Treddy hocha la tête. Nous étions tous les six - les Dark et les filles - attablés au Blue Limon. C'était par un après-midi gris du printemps. Depuis que nous avions entrepris le chantier de Glasgow, c'était parfois un peu difficile de nous retrouver tous ensemble. On essayait quand même de caser au moins une répétition par semaine, histoire de garder le plaisir de jouer. Nous avancions aussi dans l'écriture des premières chansons du prochain disque.

Gordon consacrait l'essentiel de son temps à deux tâches totalement différentes : trouver un guitariste rythmique pour, au minimum, accompagner le groupe lors de la prochaine tournée, voire être disponible pour enregistrer le troisième album avec nous. Et l'autre était de superviser le chantier.

Speedy était souvent avec nous. Il passait à Glasgow au moins une fois par semaine pour prendre quelques photos du chantier. Ce ne serait jamais publié sur le site, mais ça alimentait déjà ce qu'il appelait pompeusement "les archives du groupe".

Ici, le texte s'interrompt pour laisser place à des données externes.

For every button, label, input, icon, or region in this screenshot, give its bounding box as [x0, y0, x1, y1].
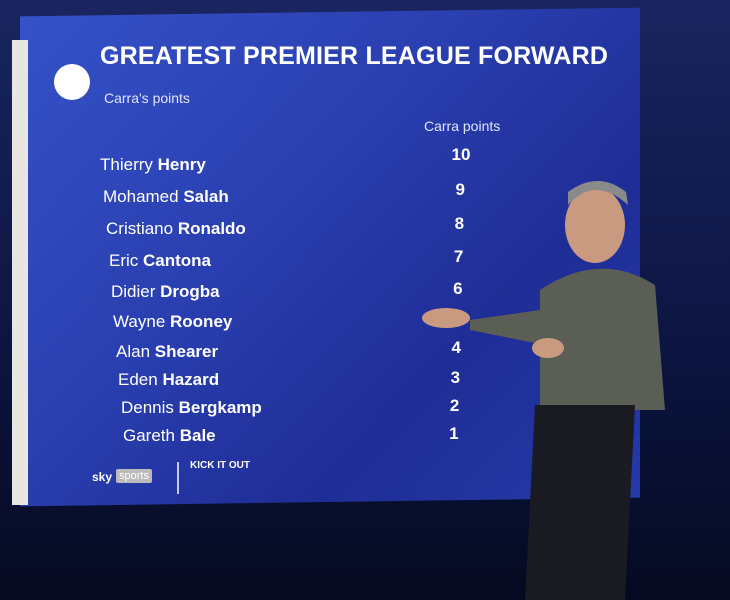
first-name: Alan	[116, 342, 151, 361]
player-name: Eden Hazard	[118, 370, 219, 390]
player-name: Eric Cantona	[109, 251, 211, 271]
first-name: Wayne	[113, 312, 166, 331]
first-name: Dennis	[121, 398, 174, 417]
points: 10	[451, 145, 471, 164]
last-name: Hazard	[162, 370, 220, 389]
subtitle: Carra's points	[104, 90, 190, 106]
player-name: Didier Drogba	[111, 282, 220, 302]
last-name: Shearer	[154, 342, 219, 361]
points: 3	[450, 368, 461, 387]
points: 1	[449, 424, 459, 443]
points: 7	[453, 247, 464, 266]
column-header: Carra points	[424, 118, 501, 134]
first-name: Didier	[111, 282, 156, 301]
points: 6	[453, 279, 463, 298]
first-name: Gareth	[123, 426, 175, 445]
league-logo	[54, 64, 90, 100]
first-name: Cristiano	[106, 219, 174, 238]
player-name: Mohamed Salah	[103, 187, 229, 207]
points: 8	[454, 214, 465, 233]
campaign-logo: KICK IT OUT	[190, 460, 250, 471]
player-name: Gareth Bale	[123, 426, 216, 446]
first-name: Thierry	[100, 155, 153, 174]
player-name: Dennis Bergkamp	[121, 398, 262, 418]
first-name: Eden	[118, 370, 158, 389]
points: 2	[449, 396, 460, 415]
last-name: Ronaldo	[177, 219, 246, 238]
first-name: Mohamed	[103, 187, 179, 206]
player-name: Alan Shearer	[116, 342, 218, 362]
player-name: Cristiano Ronaldo	[106, 219, 246, 239]
last-name: Bergkamp	[178, 398, 262, 417]
points: 9	[455, 180, 465, 199]
presenter	[422, 181, 665, 600]
sports-logo: sports	[116, 469, 152, 483]
last-name: Salah	[183, 187, 229, 206]
first-name: Eric	[109, 251, 139, 270]
player-name: Wayne Rooney	[113, 312, 232, 332]
points: 4	[451, 338, 461, 357]
last-name: Bale	[179, 426, 216, 445]
last-name: Rooney	[170, 312, 233, 331]
last-name: Drogba	[160, 282, 220, 301]
last-name: Henry	[157, 155, 206, 174]
player-name: Thierry Henry	[100, 155, 206, 175]
last-name: Cantona	[143, 251, 212, 270]
sky-logo: sky	[92, 470, 113, 484]
screen-edge	[12, 40, 28, 505]
title: GREATEST PREMIER LEAGUE FORWARD	[100, 42, 609, 70]
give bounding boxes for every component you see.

Lucky, de son côté, continuait de surveiller le site internet et principalement les courriers envoyés par les fans. Il assurait un tri méticuleux. En général quand nous nous retrouvions tous, nous passions quelques minutes à dédicacer des affiches ou les photos promotionnelles du deuxième album pour qu'il les envoie ensuite aux fans. Il glissait aussi parfois quelques nouvelles pour les tenir au courant de nos projets, même si nous n'avions encore laissé filtrer aucune info concernant l'installation du studio à Glasgow.

C'était Lucky qui avait alerté Snoog. Il avait reçu un courrier très émouvant de la maman d'un adolescent d'une quinzaine d'années, atteint d'une leucémie. Malgré des soins lourds, le gamin perdait des forces et la maladie progressait. Elle faisait partie d'une association dont le but était d'aider les enfants malades à réaliser un de leurs rêves. Pour certains, c'était de voir une girafe en vrai, d'autres d'aller au bord de la mer... et pour cet adolescent, c'était de nous rencontrer.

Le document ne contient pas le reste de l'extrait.